Criminals are increasingly using social engineering attacks to penetrate corporate IT defences, the Sans Institute has warned.
The security training organisation's latest annual list of the top 20 attack targets reveals that hackers have stepped up their use of phishing and other social engineering attacks as network defences become more robust.
Alan Paller, research director at the Sans Institute, said anti-malware technology now offered "reasonable countermeasures" for corporate networks. As a result, criminals are turning to indirect attacks, such as tricking staff into revealing passwords, or planting malicious code on websites.
Paller said the most successful attacks came from "spearphishing" and "whaling". This involves attackers sending phishing e-mails to individuals with known job titles - especially senior staff - and using social engineering techniques to con their way into networks or obtain sensitive information.
"The new attacks are much harder to defend against, and they are morphing and adding sophistication weekly, and sometimes daily," Paller said. "There is no technical defence against a social engineering attack because defeating it requires a change in human behaviour."

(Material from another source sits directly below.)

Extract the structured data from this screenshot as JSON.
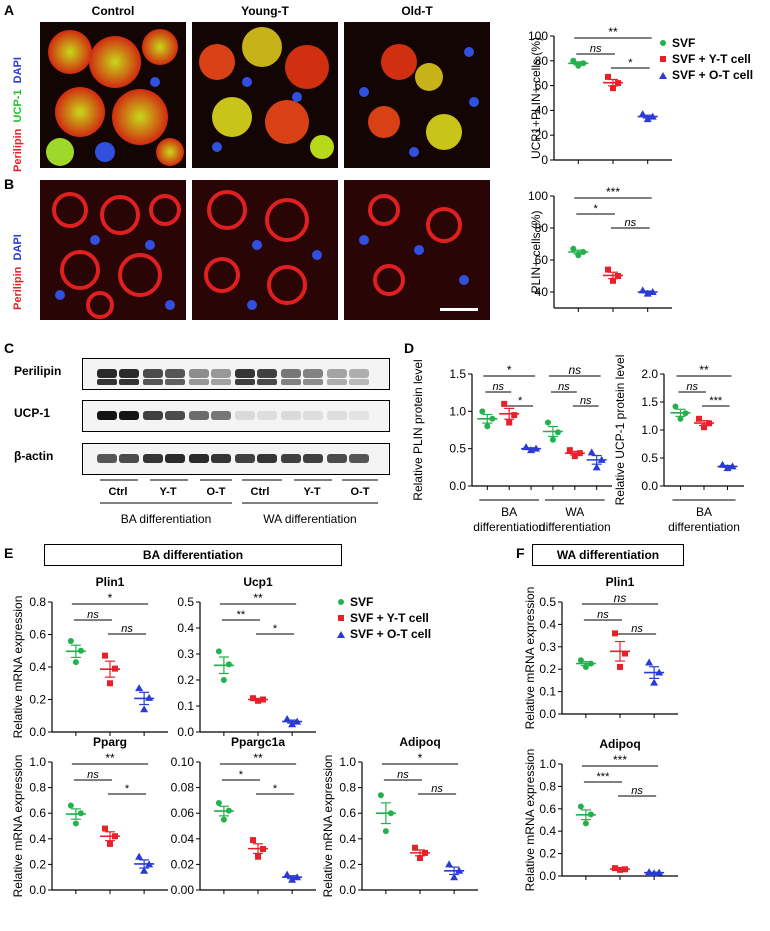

The Sans research found an increase in hackers planting malicious code on corporate websites. The code installs backdoor Trojans on the PCs of those visiting the site.

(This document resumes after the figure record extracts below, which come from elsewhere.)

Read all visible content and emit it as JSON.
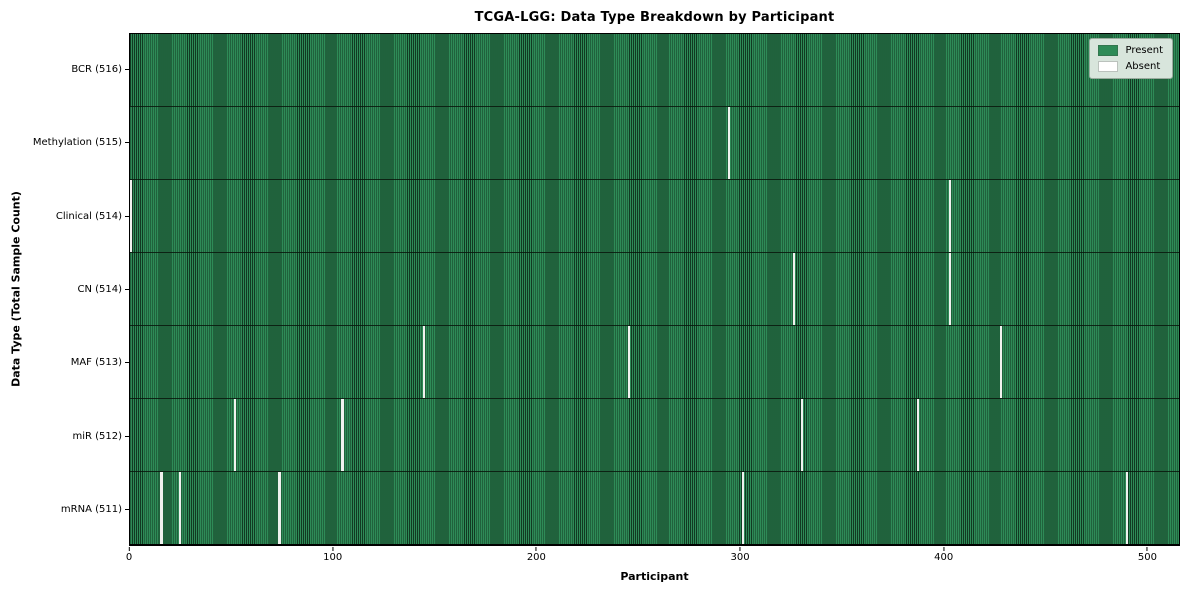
{
  "figure": {
    "title": "TCGA-LGG: Data Type Breakdown by Participant",
    "xlabel": "Participant",
    "ylabel": "Data Type (Total Sample Count)"
  },
  "legend": {
    "items": [
      {
        "label": "Present",
        "color": "#2e8b57"
      },
      {
        "label": "Absent",
        "color": "#ffffff"
      }
    ]
  },
  "chart_data": {
    "type": "heatmap",
    "title": "TCGA-LGG: Data Type Breakdown by Participant",
    "xlabel": "Participant",
    "ylabel": "Data Type (Total Sample Count)",
    "x_range": [
      0,
      516
    ],
    "x_ticks": [
      0,
      100,
      200,
      300,
      400,
      500
    ],
    "n_participants": 516,
    "grid": false,
    "legend_position": "upper right",
    "value_encoding": {
      "present": 1,
      "absent": 0
    },
    "colors": {
      "present": "#2e8b57",
      "absent": "#ffffff",
      "cell_edge": "#0a1f12"
    },
    "rows": [
      {
        "label": "BCR (516)",
        "data_type": "BCR",
        "present_count": 516,
        "absent_count": 0,
        "absent_participants": []
      },
      {
        "label": "Methylation (515)",
        "data_type": "Methylation",
        "present_count": 515,
        "absent_count": 1,
        "absent_participants": [
          294
        ]
      },
      {
        "label": "Clinical (514)",
        "data_type": "Clinical",
        "present_count": 514,
        "absent_count": 2,
        "absent_participants": [
          0,
          403
        ]
      },
      {
        "label": "CN (514)",
        "data_type": "CN",
        "present_count": 514,
        "absent_count": 2,
        "absent_participants": [
          326,
          403
        ]
      },
      {
        "label": "MAF (513)",
        "data_type": "MAF",
        "present_count": 513,
        "absent_count": 3,
        "absent_participants": [
          144,
          245,
          428
        ]
      },
      {
        "label": "miR (512)",
        "data_type": "miR",
        "present_count": 512,
        "absent_count": 4,
        "absent_participants": [
          51,
          104,
          330,
          387
        ]
      },
      {
        "label": "mRNA (511)",
        "data_type": "mRNA",
        "present_count": 511,
        "absent_count": 5,
        "absent_participants": [
          15,
          24,
          73,
          301,
          490
        ]
      }
    ]
  }
}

The websites of public sector bodies and small firms, which may be less defended or hosted by third parties, are most at risk, said Paller.
He said the web was becoming riddled with infected sites that could spark outbreaks of malware attacks. "The new issue is how to find the bad guys when they are getting better at hiding."
Guy Bunker, chief scientist at security firm Symantec, said web-based attacks could seriously harm a company's reputation. In September, malware hidden on the Bank of India's website caused customers' PCs to be infected with some of the most destructive pieces of malware in circulation, he said.
The Sans Institute advised businesses to use penetration testers to test their websites and to use products that automate tests. "Fixing the architecture is very hard," Paller said. "You may have to redevelop the applications completely."
Countermeasures and best practice
● Protect databases with a firewall
● Deploy intrusion detection and prevention systems
● Change default user IDs and passwords
● Encrypt customer data
● Audit database accesses
● Keep software patches up to date
● Assess your vulnerability regularly
● Pay close attention to SQL injection in web applications.